= Process consultant =

A process consultant is a highly qualified professional that has insights into and understands the psychological and social dynamics of working with various client systems such as whole organizations, groups, and individuals. Part of the field called Human Systems Intervention, process consultation is a philosophy of helping, a general theory and methodology of intervening (e.g. Schein 1999).

==Skills==
Given the complex nature of intervening, a process consultant's expertise includes the following (and many other) skills:
- Works concomitantly with groups and individuals (managers/directors) towards a larger change process such as strategic visioning, strategic planning, etc.
- Based on the context, selects from a variety of methods, tools and change theories a facilitative intervention that will most benefit the client system.
- Stays aware of covert organizational processes, group dynamics, and interpersonal issues.

==Role in organizational development==
In organization development, a process consultant is a specialized type of consultant who acts as a facilitator to help groups deal with issues involving the process in a meeting, rather than with the actual tasks themselves.

==Role in small group development==
A process consultant may be used at any time during the Stages of Group Development. Occasionally, a process consultant is used when a group is either in its formative stage, or normative stage. However, more often than not, they participate when the group is in conflict.

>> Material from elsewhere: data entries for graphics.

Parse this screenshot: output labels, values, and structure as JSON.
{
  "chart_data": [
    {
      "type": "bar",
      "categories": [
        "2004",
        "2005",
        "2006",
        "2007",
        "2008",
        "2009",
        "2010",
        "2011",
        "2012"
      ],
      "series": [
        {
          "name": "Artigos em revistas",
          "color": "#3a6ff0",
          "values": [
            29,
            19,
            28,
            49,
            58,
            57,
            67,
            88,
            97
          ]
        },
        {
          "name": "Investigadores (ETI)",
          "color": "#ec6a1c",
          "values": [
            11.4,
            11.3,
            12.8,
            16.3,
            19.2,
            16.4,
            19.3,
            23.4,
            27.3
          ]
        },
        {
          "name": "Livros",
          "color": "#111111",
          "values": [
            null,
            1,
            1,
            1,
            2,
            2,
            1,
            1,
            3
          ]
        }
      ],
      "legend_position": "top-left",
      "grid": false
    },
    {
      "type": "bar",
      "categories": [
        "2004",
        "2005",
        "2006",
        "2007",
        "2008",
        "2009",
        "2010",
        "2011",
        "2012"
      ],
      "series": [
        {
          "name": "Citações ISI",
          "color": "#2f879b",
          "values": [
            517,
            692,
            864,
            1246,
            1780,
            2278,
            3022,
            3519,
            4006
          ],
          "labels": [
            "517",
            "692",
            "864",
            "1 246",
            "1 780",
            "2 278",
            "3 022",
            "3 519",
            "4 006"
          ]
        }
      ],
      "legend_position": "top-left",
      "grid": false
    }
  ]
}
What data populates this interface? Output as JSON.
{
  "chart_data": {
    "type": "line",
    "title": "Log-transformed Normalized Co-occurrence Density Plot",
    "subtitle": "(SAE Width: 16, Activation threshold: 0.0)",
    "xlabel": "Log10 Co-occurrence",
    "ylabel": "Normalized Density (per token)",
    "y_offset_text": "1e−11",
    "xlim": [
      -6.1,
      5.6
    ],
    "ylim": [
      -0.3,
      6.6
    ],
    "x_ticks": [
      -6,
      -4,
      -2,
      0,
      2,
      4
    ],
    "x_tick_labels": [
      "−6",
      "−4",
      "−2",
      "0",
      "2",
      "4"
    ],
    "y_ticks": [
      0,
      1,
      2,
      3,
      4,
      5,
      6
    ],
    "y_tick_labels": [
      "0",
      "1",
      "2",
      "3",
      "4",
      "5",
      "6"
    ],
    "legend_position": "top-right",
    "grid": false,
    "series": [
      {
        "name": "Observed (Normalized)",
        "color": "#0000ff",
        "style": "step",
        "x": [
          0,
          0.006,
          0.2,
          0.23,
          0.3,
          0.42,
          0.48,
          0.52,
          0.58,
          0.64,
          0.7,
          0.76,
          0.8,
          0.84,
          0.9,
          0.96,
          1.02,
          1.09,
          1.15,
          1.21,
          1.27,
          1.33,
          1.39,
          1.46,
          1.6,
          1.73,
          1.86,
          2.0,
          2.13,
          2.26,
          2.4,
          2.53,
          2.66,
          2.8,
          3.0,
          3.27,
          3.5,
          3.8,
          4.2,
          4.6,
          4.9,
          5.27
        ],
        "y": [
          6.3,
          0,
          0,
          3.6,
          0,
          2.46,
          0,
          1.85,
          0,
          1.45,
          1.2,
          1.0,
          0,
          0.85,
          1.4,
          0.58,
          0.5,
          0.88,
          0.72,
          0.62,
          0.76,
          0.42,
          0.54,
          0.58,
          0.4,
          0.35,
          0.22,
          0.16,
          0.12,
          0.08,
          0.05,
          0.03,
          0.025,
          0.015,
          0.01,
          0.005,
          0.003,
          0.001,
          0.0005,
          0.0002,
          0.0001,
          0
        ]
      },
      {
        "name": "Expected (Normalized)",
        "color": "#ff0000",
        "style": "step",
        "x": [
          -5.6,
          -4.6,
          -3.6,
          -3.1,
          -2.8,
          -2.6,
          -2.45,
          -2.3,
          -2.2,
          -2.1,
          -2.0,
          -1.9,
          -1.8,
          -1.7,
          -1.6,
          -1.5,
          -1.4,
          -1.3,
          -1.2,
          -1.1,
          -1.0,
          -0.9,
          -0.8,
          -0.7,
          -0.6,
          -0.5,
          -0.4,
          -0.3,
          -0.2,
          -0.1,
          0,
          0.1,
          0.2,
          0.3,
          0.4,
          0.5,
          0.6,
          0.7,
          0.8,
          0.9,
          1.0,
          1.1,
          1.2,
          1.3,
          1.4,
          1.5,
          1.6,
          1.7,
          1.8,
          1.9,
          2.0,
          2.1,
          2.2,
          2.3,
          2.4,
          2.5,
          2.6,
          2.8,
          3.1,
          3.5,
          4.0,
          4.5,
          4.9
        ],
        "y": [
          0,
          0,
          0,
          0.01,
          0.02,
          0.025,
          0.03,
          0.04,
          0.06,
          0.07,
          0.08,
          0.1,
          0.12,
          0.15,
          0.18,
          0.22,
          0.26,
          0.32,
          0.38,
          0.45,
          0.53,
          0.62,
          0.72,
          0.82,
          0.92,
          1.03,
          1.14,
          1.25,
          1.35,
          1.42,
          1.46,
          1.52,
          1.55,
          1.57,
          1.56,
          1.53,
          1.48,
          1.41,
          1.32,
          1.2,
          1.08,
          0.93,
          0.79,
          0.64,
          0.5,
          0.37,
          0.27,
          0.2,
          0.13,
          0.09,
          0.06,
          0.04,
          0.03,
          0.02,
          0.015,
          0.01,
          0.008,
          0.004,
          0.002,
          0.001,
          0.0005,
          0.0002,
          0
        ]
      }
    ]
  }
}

==Role in conflict resolution==
Often a group finds itself in conflict over facts, goals, methods or values. It is the role of the process consultant to help the group reach consensus over the type of conflict it faces.

Once the type of conflict is identified, the process consultant then helps the group work through the steps required to break the impasse.

The process consultant's role is not to solve the problem, but to help the group solve its own problem. The reason for this is because it is the group, not the consultant who will have to live with the consequences of its decision.

==Role in conflict management==
Occasionally, due to the nature of conflict, the process consultant may need to guide the group toward conflict management rather than conflict resolution.

==Techniques used==
Initially a process consultant will not lead or participate in a group meeting, but rather will act as an observer. During this time, they observe the group dynamics to determine what interpersonal relationships may contribute to the group's issues.

At some point, they will begin to actively participate in the meeting, by asking clarifying questions or paraphrasing. Eventually, they will make their observations known by giving the group feedback.

==Education required==
To enter this field, a background in psychology and small group learning is helpful. Experience in reading body language and possessing analytical skills are also useful. However, receiving some training in experiential education will probably be the most beneficial.